Near the horizon, a second group of ships had appeared. Charging toward the city, this second fleet was Saanazar’s allies—those were their own ships, and the ships of Eastpoint, Noress-That-Was, and High Raena. It was one of many such fleets, they were told, and it was the nearest. Under the smoky sky, they watched the pirate fleet turning about, blossoming out in front of the harbour to face the coming salvation.

Priests and citizens alike prayed for Atmos’ favour as they waited for the battle to begin—and then, with even greater fervour, as the battle raged. Niamh caught glimpses of the ships battering into each other with massive rams, breaking each other into halves. Sparks of distant fire could be seen trailing smoke. Men were fighting and dying in mayhem.

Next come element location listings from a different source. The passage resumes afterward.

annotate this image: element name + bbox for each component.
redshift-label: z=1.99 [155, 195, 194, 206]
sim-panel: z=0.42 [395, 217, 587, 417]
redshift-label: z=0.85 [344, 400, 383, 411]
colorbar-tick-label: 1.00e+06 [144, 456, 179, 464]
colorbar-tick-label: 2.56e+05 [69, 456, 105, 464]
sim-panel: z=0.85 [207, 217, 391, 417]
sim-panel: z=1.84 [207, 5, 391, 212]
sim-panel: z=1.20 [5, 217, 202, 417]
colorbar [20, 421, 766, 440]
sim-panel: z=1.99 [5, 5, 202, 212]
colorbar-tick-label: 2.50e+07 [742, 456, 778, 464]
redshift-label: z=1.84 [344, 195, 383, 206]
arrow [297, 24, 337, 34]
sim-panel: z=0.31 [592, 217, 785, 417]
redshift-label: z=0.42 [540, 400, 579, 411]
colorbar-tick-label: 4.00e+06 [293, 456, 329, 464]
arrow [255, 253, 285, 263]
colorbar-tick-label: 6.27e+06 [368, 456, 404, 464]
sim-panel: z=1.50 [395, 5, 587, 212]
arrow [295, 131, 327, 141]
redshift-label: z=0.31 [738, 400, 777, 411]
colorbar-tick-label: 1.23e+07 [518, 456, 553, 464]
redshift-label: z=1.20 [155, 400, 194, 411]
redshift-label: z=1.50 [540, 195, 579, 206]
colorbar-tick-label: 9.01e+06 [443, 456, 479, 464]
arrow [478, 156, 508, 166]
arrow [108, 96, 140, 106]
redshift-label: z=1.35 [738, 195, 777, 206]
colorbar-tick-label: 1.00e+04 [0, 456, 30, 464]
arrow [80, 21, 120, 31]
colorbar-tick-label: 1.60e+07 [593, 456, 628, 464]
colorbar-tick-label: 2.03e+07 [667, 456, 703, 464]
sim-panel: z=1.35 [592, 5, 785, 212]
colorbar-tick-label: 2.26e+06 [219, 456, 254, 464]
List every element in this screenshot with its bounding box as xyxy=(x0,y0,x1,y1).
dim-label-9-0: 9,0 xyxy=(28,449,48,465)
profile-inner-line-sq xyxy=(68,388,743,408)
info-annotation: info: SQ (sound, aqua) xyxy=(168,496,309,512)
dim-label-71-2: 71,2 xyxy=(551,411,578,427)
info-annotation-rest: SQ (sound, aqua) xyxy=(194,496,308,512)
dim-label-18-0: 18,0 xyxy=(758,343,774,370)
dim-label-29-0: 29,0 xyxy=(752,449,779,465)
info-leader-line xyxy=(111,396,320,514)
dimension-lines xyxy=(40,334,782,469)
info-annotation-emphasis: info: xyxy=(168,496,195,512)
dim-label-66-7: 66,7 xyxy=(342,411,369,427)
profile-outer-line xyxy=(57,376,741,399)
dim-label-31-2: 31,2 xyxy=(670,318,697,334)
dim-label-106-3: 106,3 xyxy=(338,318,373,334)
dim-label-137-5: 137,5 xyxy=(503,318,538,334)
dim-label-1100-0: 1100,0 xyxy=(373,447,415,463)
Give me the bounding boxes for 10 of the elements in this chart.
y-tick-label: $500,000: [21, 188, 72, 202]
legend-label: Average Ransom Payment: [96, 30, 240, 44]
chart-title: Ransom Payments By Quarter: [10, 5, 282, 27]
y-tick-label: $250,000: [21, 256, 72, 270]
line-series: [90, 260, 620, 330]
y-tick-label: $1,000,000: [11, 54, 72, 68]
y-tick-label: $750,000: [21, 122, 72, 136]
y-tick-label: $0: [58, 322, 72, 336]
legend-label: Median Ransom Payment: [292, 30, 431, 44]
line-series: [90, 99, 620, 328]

This was wrong. Niamh felt it in her stomach like a slow, pent-up thunder. She had always been taught that bloodshed and war brought sadness to Atmos—and watching the strife unfold out there brought Niamh a similar sadness.

To make matters worse, there was little to do. Many priests stood around, talking and praying. There was no sense in their usual duties—not today. The coming hours might irreversibly alter their lives. Their lives might have already been changed.

By the afternoon, the battle had come to a stark conclusion. The remnant of the allied fleet was limping back toward the horizon from whence it had come. At least their defeat had not been an easy one. A fraction of the pirate fleet returned to the harbour.

Before twilight crept in, they had rekindled many of the fires they had first ignited.

With the sheltered citizens fed and sheltered, Niamh and the other priests and priestesses were dismissed for the night. With an unclear future, many opted to stay up. Exhausted, Niamh and Miril joined those heading for the dormitory. They shrugged off their robes in silence and pulled up their respective blankets without a word.

Niamh lay awake until long after the last lantern was doused. Then she heard Miril mumble her name and she whispered back, “Yes?”

Miril’s quiet voice flitted through the shadows. “I hope tomorrow’s better. I hope it was all a bad dream.”

“Me, too,” Niamh whispered, feeling long-stayed tears well up. It was too raw to be a dream.